Ultimately, strategies for reducing the incidence of CNS relapse and improving treatment outcome will improve survival. Given the wide adaptation of BTK inhibitors for treating systemic R/R MCL and the clinical activity of ibrutinib in the CNS for patients with MCL, it is worth hypothesizing whether inclusion of ibrutinib in earlier lines of therapy will contribute to CNS protection or at least delay the CNS relapse in high-risk subgroups. Several ongoing randomized prospective phase 3 studies have incorporated BTK inhibitors for induction and maintenance (eg, ibrutinib in SHINE [NCT01776840], ENRICH, and TRIANGLE [NCT02858258]; acalabrutinib in ACE-LY-308 [NCT02972840]; and zanubrutinib in NCT04002297), providing a unique opportunity with data maturation to assess the impact of ibrutinib on the risk and incidence of CNS relapse in randomized controlled data sets with contemporaneous treatment.

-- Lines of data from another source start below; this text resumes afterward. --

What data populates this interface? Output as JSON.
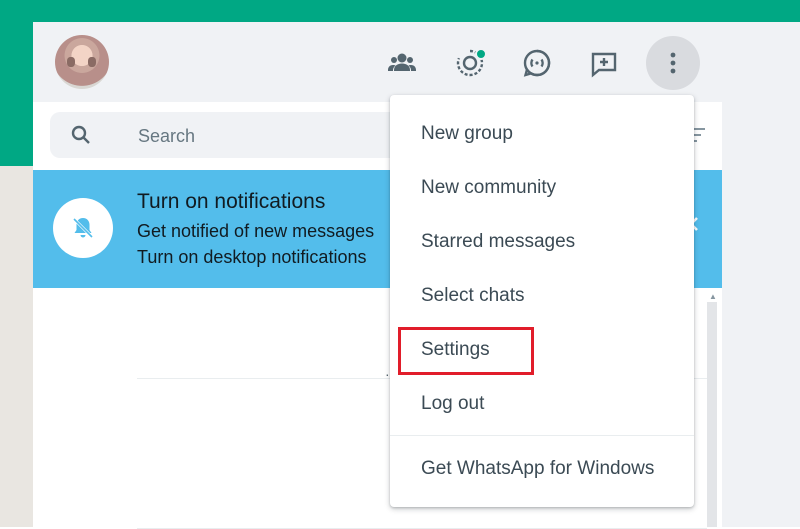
{
  "search": {
    "placeholder": "Search"
  },
  "header": {
    "icons": [
      "communities-icon",
      "status-icon",
      "channels-icon",
      "new-chat-icon",
      "menu-icon"
    ]
  },
  "notification": {
    "title": "Turn on notifications",
    "line1": "Get notified of new messages",
    "line2": "Turn on desktop notifications"
  },
  "menu": {
    "items": [
      {
        "label": "New group"
      },
      {
        "label": "New community"
      },
      {
        "label": "Starred messages"
      },
      {
        "label": "Select chats"
      },
      {
        "label": "Settings"
      },
      {
        "label": "Log out"
      },
      {
        "label": "Get WhatsApp for Windows"
      }
    ],
    "highlighted": "Settings"
  },
  "colors": {
    "brand_green": "#00a884",
    "header_bg": "#f0f2f5",
    "notification_bg": "#53bdeb",
    "highlight_red": "#e11d2a"
  }
}
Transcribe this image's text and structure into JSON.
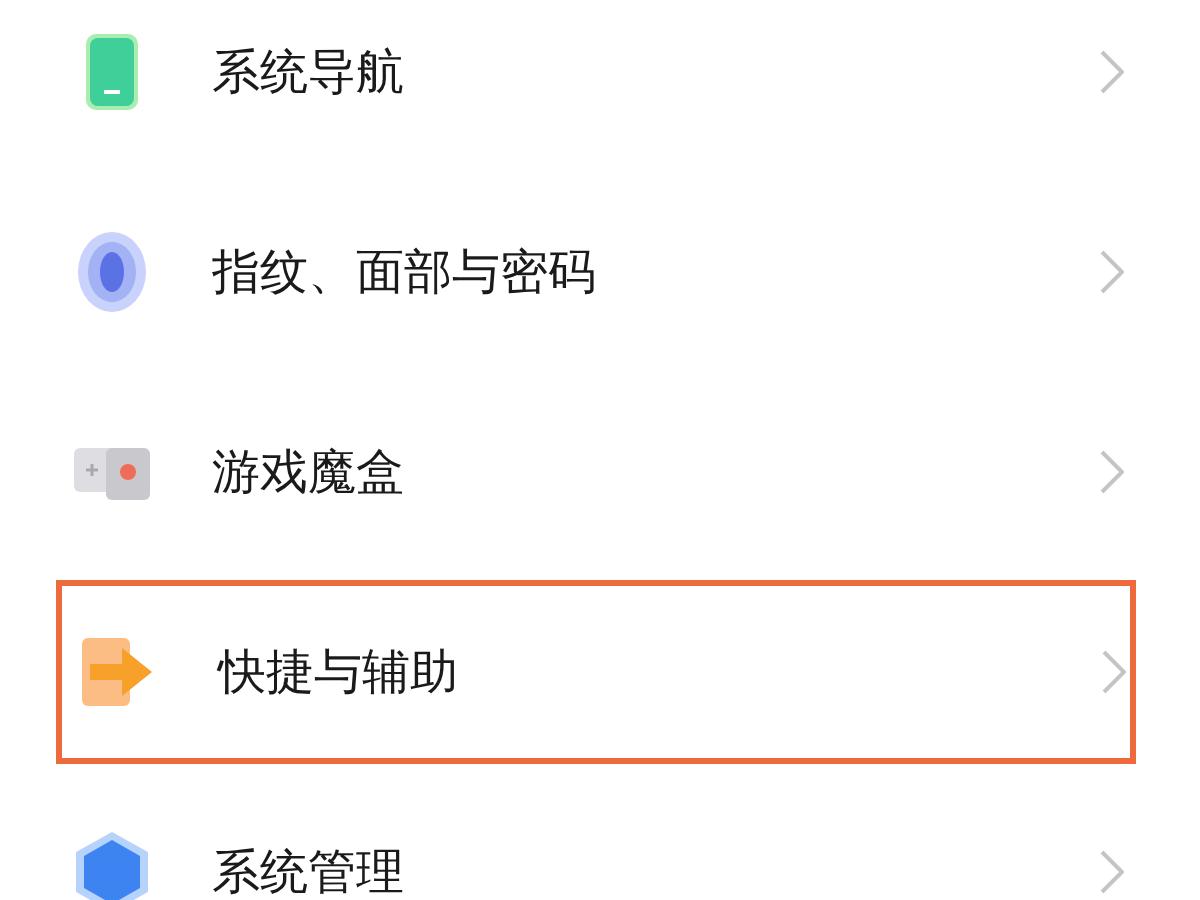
{
  "settings_items": [
    {
      "kind": "phone",
      "label": "系统导航",
      "highlighted": false
    },
    {
      "kind": "fingerprint",
      "label": "指纹、面部与密码",
      "highlighted": false
    },
    {
      "kind": "gamepad",
      "label": "游戏魔盒",
      "highlighted": false
    },
    {
      "kind": "arrow",
      "label": "快捷与辅助",
      "highlighted": true
    },
    {
      "kind": "hexagon",
      "label": "系统管理",
      "highlighted": false
    }
  ]
}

The favorable outcome of ibrutinib in the management of CNS relapse of MCL is a welcome option for patients with MCL who frequently are not candidates for intensive chemotherapy regimens. This study extends the therapeutic claim of ibrutinib for MCL to the CNS, as the quest for a cure for this difficult disease continues.
Conflict-of-interest disclosure: J.R. received research funding from Bristol Myers Squibb/Celgene, AstraZeneca, Genentech, and Daiichi Sankyo and served as a consultant for Kite Pharma, Secura Bio, Daiichi Sankyo, and Bristol Myers Squibb/Celgene.